You might want to add temporarily changing background noise to your signal. The direct approach is to simply switch the noise on and off and generate gated background noise. In the example, we select a single noise file from the noise table of musan, which includes 930 different files. In a real application you should augment with all of them. A combination of auglib.transform.Mask and auglib.transform.Mix reads the noise starting from a random position, and adds it every 0.5 s to the target signal.

auglib.seed(0)

db = audb.load(
    "musan",
    tables="noise",
    media="noise/free-sound/noise-free-sound-0003.wav",
    version="1.0.0",
    verbose=False,
)

transform = auglib.transform.Mask(
    auglib.transform.Mix(
        auglib.observe.List(db.files, draw=True),
        gain_aux_db=auglib.observe.IntUni(-15, 0),
        read_pos_aux=auglib.observe.FloatUni(0, 1),
        unit="relative",
        loop_aux=True,
    ),
    step=0.5,
)
augment = auglib.Augment(transform)
signal_augmented = augment(signal, sampling_rate)

Pitch Shift¶

You might want to change the pitch of a speaker or singer in your signal. We use praat here with the help of the parselmouth Python package. To install it you have to use the name praat-parselmouth. Internally, it extracts the pitch contour, changes the pitch, and re-synthesises the audio signal.

import parselmouth
from parselmouth.praat import call as praat

auglib.seed(2)

def pitch_shift(signal, sampling_rate, semitones):
    sound = parselmouth.Sound(signal, sampling_rate)
    manipulation = praat(sound, "To Manipulation", 0.01, 75, 600)
    pitch_tier = praat(manipulation, "Extract pitch tier")
    factor = 2 ** (semitones / 12)
    praat(pitch_tier, "Multiply frequencies", sound.xmin, sound.xmax, factor)
    praat([pitch_tier, manipulation], "Replace pitch tier")
    sound_transposed = praat(manipulation, "Get resynthesis (overlap-add)")
    return sound_transposed.values.flatten()

transform = auglib.transform.Function(
    function=pitch_shift,
    function_args={"semitones": auglib.observe.IntUni(-4, 4)},
)
augment = auglib.Augment(transform)
signal_augmented = augment(signal, sampling_rate)

Constant Pitch¶

You might want to equalize the pitch of the speakers in your database. We use again praat to achieve this as mentioned in Pitch Shift.
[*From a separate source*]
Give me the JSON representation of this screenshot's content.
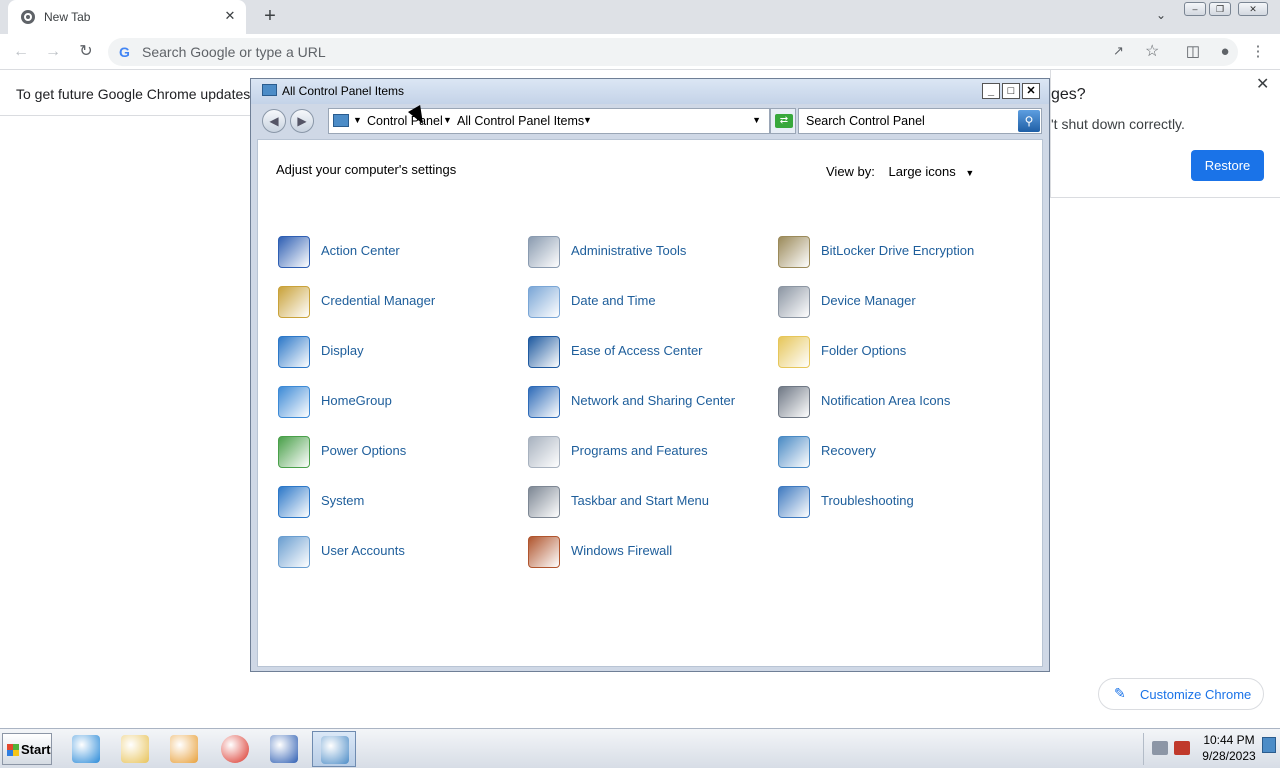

The first approach calculates the average pitch of the input signal, and adjusts it to the desired pitch given as f0 in Hz by re-synthesizing the signal with a shifted pitch contour, which preserves the natural pitch fluctuations per speaker.

import numpy as np
import parselmouth
from parselmouth.praat import call as praat

def constant_pitch(signal, sampling_rate, desired_pitch):
    sound = parselmouth.Sound(signal, sampling_rate)
    # Estimate average pitch of signal
    pitch = sound.to_pitch()
    pitch = pitch.selected_array["frequency"]
    pitch[pitch == 0] = np.NaN
    pitch = np.nanmean(pitch)
    # Adjust signal to desired pitch
    manipulation = praat(sound, "To Manipulation", 0.01, 75, 600)
    pitch_tier = praat(manipulation, "Extract pitch tier")
    factor = desired_pitch / pitch
    praat(pitch_tier, "Multiply frequencies", sound.xmin, sound.xmax, factor)
    praat([pitch_tier, manipulation], "Replace pitch tier")
    sound_transposed = praat(manipulation, "Get resynthesis (overlap-add)")
    return sound_transposed.values.flatten()

transform = auglib.transform.Function(
    function=constant_pitch,
    function_args={"desired_pitch": 100},
)
augment = auglib.Augment(transform)
signal_augmented = augment(signal, sampling_rate)

The second approach specifies a constant pitch contour representing the desired pitch, which removes any pitch fluctuations from the signal after re-synthesis.

import parselmouth
from parselmouth.praat import call as praat

def constant_pitch(signal, sampling_rate, desired_pitch):
    sound = parselmouth.Sound(signal, sampling_rate)
    manipulation = praat(sound, "To Manipulation", 0.01, 75, 600)
    pitch_tier = praat(manipulation, "Create PitchTier", "Name", sound.xmin, sound.xmax)
    praat(pitch_tier, "Add point", sound.xmax / 2, desired_pitch)
    praat([pitch_tier, manipulation], "Replace pitch tier")
    sound_transposed = praat(manipulation, "Get resynthesis (overlap-add)")
    return sound_transposed.values.flatten()

transform = auglib.transform.Function(
    function=constant_pitch,
    function_args={"desired_pitch": 100},
)
augment = auglib.Augment(transform)
signal_augmented = augment(signal, sampling_rate)